Polish industry sending a postcard from the past
Surprisingly strong growth of industrial production
In accordance with the Polish Central Statistical Office's (GUS) data, the dynamics of sold production of industry in enterprises employing more than 9 people increased to 4.9% YoY in February vs. 1.1% in January 2019, running significantly above the market consensus (1.6%) and our forecast (1.8%). The main factor behind the increase in the industrial production dynamics between January and February was the statistical effect in the form of a favourable difference in the number of working days (in January 2020 the number of working days was 1 day lower from 2019 while in February 2020 it was the same as the year before). The higher production dynamics resulted also from last year’s low base effects in some categories. Seasonally adjusted industrial production rose by 1.3% MoM.

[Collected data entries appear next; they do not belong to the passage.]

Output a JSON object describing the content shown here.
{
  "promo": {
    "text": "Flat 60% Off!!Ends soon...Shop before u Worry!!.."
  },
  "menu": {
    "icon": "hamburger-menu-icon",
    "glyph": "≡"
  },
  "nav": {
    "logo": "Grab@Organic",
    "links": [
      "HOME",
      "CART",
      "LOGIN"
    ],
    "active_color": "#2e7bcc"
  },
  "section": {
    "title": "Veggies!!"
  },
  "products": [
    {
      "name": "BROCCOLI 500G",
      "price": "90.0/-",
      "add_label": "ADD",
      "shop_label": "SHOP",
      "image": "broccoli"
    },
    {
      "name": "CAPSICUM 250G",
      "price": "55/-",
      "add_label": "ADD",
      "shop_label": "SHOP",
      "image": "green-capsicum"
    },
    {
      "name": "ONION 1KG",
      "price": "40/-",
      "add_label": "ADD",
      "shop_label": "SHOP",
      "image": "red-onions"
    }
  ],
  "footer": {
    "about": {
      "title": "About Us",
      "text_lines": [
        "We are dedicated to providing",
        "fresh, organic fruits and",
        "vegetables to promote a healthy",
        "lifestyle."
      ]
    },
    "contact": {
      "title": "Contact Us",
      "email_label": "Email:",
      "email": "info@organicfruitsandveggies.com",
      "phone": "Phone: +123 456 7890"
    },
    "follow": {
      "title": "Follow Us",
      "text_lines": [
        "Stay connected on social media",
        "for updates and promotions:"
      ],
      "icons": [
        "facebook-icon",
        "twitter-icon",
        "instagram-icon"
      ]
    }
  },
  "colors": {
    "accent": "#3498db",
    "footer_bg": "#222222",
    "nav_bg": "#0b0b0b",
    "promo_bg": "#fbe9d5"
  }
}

Warm winter supported production for construction needs
Especially noteworthy in the data structure are high production dynamics in segments responsible for the supply of raw materials and consumables used in construction projects, i.e. “manufacture of coke and refined petroleum products”, “manufacturing of other non-metallic products”, “manufacture of rubber and plastic products” and “manufacture of metal products”. In the light of the ending cycle in public investments, such production structure is quite astonishing. In our view, the reason for continuingly high production dynamics in these branches was an exceptionally warm winter which enabled to conduct construction works.
The export-oriented branches, namely “other transport equipment”, “electrical equipment”, and “furniture”, also recorded relatively high production dynamics, which is a surprise in the context of the slowdown of economic growth observed in Poland’s major trade partners (Germany and the Eurozone), contributing to a marked decrease in demand for Polish exports.
Last such production
The February better-than-expected data on industrial production refer to a different reality from the one we are dealing with now, i.e. to the times before the outbreak of the coronavirus epidemic. The economic shock related to COVID-19, due to broken supply chains and multiplier effects, will contribute, in our view, to a marked decline in production in subsequent months. An additional downside risk to production in the next few months is the restoration of borders, including the EU border, which has deepened the disturbances in the supply chains. We thus see a substantial downside risk to our forecast of economic growth, in which the Polish GDP will decrease by 0.5% YoY in Q2 vs. a 2.0% increase in Q1.
Today’s data on industrial production in February are neutral for PLN and Polish bond yields.